Similarly, it can be resource-intensive to generate histograms but the Oracle Database mitigates this cost as follows:
Both Oracle Database 11g and Oracle Database 12c use the following query to gather basic column statistics (it is a simplified here for illustrative purposes).
SELECT COUNT(c1), MIN(c1), MAX(c1) FROM t;
The query reads the table (T) and scans all rows (rather than using a sample). The database also needs to calculate the number of distinct values (NDV) for each column but the query does not use COUNT(DISTINCT c1) and so on, but instead, during execution, a special statistics gathering row source is injected into the query. The statistics gathering row source uses a one-pass, hash-based distinct algorithm to gather NDV. The algorithm requires a full scan of the data, uses a bounded amount of memory and yields a highly accurate NDV that is nearly identical to a 100 percent sampling (a fact that can be proven mathematically). The statistics gathering row source also gathers the number of rows, number of nulls and average column length. Since a full scan is used, the number of rows, average column length, minimum and maximum values are 100% accurate.

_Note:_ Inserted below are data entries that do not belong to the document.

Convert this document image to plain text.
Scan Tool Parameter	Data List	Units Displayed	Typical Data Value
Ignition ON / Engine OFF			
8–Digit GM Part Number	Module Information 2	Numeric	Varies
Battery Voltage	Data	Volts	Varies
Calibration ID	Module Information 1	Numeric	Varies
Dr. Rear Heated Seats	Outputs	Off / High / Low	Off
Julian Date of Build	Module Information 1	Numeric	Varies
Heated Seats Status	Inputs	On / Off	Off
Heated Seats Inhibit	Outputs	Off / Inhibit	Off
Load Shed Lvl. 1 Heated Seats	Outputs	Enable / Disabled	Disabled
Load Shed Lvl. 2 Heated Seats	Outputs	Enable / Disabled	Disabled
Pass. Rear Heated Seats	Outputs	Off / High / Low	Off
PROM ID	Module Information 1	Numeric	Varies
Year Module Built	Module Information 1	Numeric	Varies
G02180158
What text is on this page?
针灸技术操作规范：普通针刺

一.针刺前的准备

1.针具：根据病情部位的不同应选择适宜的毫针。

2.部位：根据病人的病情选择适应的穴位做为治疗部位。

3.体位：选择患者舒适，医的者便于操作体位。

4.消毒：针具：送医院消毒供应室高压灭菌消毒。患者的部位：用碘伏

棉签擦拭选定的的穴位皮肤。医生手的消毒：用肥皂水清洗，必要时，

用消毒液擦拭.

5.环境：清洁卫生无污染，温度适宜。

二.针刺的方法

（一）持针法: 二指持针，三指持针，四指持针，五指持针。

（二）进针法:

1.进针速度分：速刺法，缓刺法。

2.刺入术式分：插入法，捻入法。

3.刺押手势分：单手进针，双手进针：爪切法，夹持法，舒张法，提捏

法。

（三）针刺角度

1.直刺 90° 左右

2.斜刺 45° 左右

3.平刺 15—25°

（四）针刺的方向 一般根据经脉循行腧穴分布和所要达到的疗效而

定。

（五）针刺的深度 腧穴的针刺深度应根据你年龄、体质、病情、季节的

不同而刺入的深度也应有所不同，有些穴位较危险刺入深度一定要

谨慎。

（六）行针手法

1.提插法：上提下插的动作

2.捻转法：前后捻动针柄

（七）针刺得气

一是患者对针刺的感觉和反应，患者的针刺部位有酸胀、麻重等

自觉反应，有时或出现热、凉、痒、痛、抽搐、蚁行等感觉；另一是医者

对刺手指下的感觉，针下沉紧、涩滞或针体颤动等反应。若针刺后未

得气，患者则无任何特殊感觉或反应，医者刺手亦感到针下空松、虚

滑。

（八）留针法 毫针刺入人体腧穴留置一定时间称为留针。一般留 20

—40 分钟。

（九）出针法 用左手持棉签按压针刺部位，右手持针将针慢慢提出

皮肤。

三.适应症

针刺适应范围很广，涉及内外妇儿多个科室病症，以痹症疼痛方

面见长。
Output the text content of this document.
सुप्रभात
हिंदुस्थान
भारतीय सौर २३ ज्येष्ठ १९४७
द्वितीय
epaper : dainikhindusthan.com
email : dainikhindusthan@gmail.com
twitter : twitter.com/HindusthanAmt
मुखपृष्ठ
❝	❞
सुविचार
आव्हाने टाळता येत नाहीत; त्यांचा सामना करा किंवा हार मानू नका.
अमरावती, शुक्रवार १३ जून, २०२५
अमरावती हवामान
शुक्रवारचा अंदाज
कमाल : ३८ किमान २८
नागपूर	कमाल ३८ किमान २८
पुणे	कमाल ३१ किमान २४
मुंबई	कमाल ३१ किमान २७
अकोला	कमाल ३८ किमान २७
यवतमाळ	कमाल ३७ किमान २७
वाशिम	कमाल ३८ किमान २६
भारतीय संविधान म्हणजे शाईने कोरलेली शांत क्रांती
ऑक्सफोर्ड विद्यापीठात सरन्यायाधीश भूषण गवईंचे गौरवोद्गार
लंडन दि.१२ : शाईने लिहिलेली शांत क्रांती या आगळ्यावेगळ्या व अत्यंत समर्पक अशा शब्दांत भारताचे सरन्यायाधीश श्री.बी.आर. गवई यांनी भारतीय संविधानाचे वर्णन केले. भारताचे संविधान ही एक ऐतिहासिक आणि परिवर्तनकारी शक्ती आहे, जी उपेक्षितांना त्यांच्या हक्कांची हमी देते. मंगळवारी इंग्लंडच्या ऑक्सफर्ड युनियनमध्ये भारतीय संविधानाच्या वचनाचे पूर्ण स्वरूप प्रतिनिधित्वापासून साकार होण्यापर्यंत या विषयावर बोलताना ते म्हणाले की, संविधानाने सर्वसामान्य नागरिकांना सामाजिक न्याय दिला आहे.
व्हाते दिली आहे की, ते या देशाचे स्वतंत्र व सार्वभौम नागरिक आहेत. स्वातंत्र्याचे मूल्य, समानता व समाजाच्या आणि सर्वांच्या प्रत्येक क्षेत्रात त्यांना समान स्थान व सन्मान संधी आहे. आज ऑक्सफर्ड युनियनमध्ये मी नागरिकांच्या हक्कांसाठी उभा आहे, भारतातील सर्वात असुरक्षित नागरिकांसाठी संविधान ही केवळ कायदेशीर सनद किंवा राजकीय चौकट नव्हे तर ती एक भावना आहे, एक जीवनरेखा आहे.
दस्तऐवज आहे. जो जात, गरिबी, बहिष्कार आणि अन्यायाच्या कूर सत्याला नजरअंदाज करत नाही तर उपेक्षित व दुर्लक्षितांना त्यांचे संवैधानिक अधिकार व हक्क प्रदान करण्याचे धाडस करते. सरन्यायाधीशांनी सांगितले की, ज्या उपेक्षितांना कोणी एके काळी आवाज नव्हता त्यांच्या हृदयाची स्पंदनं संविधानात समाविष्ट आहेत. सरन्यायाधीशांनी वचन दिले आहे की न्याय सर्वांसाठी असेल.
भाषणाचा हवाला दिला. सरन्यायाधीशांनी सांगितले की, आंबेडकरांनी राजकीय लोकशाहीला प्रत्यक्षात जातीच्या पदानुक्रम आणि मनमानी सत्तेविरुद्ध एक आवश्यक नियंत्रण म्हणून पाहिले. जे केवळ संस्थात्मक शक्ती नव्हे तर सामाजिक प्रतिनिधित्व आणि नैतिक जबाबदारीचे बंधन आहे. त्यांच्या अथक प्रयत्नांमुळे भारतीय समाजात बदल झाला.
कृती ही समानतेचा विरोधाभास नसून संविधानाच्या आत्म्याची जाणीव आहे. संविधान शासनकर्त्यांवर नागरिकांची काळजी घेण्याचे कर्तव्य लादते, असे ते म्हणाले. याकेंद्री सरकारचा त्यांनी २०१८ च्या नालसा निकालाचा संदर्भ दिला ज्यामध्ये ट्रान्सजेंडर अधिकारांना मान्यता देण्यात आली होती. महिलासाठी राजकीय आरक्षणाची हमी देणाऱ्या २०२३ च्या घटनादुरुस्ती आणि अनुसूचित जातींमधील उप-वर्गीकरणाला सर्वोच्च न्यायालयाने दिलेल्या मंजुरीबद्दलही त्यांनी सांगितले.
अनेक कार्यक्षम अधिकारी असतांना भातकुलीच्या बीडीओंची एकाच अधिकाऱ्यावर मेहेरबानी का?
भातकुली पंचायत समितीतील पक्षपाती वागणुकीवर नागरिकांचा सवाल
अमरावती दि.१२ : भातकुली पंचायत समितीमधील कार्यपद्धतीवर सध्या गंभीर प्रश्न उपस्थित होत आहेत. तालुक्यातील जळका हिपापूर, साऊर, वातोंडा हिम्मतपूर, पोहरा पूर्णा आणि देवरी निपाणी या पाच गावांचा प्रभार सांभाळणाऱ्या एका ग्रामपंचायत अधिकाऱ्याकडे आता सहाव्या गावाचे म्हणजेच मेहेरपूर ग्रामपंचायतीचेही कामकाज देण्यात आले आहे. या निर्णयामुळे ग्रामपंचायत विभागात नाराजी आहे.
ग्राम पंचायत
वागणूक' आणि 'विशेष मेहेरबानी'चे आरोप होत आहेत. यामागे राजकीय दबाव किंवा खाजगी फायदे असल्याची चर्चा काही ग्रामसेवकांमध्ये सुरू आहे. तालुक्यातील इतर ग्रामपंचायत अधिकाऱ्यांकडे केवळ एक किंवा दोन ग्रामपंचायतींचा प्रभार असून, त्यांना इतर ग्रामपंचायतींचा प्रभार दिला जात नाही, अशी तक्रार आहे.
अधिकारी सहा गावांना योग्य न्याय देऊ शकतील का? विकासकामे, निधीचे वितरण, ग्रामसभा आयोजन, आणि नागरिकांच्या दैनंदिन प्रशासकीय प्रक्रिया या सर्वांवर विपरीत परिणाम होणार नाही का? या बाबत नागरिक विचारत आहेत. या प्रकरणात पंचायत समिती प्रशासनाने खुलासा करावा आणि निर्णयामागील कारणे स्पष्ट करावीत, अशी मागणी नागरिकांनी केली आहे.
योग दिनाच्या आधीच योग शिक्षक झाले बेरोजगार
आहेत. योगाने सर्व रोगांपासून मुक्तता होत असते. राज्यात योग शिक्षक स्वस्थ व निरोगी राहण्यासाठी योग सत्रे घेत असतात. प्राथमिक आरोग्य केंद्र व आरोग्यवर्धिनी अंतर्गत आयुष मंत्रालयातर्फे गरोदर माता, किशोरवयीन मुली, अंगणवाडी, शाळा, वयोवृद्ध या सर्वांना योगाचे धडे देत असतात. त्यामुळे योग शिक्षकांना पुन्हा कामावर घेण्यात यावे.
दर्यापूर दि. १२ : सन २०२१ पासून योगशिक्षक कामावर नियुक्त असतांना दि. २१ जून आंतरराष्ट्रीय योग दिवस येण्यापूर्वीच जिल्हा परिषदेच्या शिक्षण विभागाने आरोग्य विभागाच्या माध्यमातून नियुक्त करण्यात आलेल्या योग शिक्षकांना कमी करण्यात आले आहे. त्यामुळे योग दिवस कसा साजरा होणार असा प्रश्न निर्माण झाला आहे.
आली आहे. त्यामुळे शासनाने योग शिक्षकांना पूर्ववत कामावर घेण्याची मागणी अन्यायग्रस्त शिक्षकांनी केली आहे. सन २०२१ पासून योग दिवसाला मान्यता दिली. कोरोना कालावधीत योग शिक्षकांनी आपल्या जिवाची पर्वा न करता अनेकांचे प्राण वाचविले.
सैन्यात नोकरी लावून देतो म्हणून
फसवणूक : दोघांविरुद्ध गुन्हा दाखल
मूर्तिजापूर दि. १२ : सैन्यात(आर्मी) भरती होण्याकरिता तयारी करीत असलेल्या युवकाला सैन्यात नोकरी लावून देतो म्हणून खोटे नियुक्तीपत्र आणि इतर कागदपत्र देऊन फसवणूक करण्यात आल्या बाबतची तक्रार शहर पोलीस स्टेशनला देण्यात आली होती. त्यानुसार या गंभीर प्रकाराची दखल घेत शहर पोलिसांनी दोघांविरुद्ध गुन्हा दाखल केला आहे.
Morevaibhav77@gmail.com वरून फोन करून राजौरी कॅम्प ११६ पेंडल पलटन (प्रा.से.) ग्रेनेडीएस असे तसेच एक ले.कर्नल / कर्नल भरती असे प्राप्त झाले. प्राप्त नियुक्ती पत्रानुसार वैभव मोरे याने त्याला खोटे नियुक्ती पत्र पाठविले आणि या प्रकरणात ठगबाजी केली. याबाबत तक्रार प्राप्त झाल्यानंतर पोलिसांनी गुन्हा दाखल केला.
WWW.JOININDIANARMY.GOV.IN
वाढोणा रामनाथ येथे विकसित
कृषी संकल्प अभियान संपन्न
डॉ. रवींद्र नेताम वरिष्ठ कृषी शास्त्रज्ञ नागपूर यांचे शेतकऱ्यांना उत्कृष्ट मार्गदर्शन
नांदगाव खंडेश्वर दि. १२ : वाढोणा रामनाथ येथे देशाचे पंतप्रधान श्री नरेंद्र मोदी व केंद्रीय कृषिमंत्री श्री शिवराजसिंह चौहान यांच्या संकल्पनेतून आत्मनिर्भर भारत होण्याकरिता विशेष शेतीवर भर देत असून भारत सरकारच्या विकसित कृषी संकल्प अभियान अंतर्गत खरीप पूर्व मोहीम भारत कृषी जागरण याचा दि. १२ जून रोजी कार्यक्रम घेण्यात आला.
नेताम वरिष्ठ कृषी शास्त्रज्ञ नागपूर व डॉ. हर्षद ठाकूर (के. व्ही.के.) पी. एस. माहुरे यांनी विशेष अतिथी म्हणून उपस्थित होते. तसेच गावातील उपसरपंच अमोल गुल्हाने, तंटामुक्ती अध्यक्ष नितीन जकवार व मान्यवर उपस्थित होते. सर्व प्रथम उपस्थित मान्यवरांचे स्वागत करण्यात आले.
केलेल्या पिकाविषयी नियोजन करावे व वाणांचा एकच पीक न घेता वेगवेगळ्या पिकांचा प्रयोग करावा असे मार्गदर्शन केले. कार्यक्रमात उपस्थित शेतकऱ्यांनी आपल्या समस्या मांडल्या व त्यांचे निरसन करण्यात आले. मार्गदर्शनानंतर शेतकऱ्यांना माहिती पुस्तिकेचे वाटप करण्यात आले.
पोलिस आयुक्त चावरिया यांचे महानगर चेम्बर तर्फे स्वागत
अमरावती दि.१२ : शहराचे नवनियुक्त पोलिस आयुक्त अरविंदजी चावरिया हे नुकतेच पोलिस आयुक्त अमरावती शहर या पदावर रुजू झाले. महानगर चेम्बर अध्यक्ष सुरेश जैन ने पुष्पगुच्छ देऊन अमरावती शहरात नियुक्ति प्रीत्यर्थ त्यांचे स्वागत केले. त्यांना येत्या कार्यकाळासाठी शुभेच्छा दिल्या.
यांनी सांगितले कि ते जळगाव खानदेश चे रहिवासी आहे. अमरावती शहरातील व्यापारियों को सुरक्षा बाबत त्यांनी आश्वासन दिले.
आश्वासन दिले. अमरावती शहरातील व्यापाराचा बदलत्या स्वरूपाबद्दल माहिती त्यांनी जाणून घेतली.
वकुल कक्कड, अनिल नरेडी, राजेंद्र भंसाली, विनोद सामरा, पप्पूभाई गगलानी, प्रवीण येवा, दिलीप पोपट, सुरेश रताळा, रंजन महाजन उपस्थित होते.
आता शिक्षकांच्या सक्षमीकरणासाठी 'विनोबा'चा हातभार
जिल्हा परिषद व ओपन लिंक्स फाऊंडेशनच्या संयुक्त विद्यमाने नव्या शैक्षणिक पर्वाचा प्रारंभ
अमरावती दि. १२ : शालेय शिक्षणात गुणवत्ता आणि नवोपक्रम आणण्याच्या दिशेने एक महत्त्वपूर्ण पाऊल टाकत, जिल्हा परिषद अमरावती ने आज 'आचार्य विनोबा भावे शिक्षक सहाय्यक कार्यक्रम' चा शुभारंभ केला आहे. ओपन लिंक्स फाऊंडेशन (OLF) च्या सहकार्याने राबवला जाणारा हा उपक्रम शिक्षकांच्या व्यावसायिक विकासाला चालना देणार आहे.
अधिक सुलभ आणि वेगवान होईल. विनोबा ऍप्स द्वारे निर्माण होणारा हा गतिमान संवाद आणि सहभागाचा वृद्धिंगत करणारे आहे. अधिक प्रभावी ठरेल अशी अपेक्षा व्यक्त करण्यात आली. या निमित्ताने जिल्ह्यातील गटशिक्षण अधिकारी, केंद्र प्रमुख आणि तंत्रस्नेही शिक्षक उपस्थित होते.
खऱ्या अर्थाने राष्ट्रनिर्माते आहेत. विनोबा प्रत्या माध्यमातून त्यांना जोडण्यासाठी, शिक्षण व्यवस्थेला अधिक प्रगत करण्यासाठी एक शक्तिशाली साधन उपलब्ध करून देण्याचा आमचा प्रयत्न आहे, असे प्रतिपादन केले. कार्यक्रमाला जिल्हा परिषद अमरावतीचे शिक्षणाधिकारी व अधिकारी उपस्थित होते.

Effect of auto sample size on histogram gathering
Hybrid histogram gathering is decoupled from basic column statistics gathering and uses a sample of column values. This technique was used in Oracle Database 11g to build height-balanced histograms. More information on this can be found in this blog post. Oracle Database 12c replaced height-balanced histograms with hybrid histograms.
Effect of auto sample size on index stats gathering
AUTO_SAMPLE_SIZE affects how index statistics are gathered. Index statistics gathering is sample-based and it can potentially go through several iterations if the sample contains too few blocks or the sample size was too small to properly gather number of distinct keys (NDKs). The algorithm has not changed since Oracle Database 11g, so I’ve left it to the previous blog to go more detail. There one other thing to note:
At the time of writing, there are some cases where index sampling can lead to NDV mis-estimates for composite indexes. The best work-around is to create a column group on the relevant columns and use gather_table_stats. Alternatively, there is a one-off fix - 27268249. This patch changes the way NDV is calculated for indexes on large tables (and no column group is required). It is available for 220.127.116.11 at the moment, but note that it cannot be backported. As you might guess, it's significantly slower than index block sampling, but it's still very fast. At the time of writing, if you find a case where index NDV is causing an issue with a query plan, then the recommended approach is to add a column group rather than attempting to apply this patch.
Note that top frequency and hybrid histograms are new to Oracle Database 12c. Oracle Database 11g had frequency and height-balanced histograms only. Hybrid histograms replaced height-balanced histograms.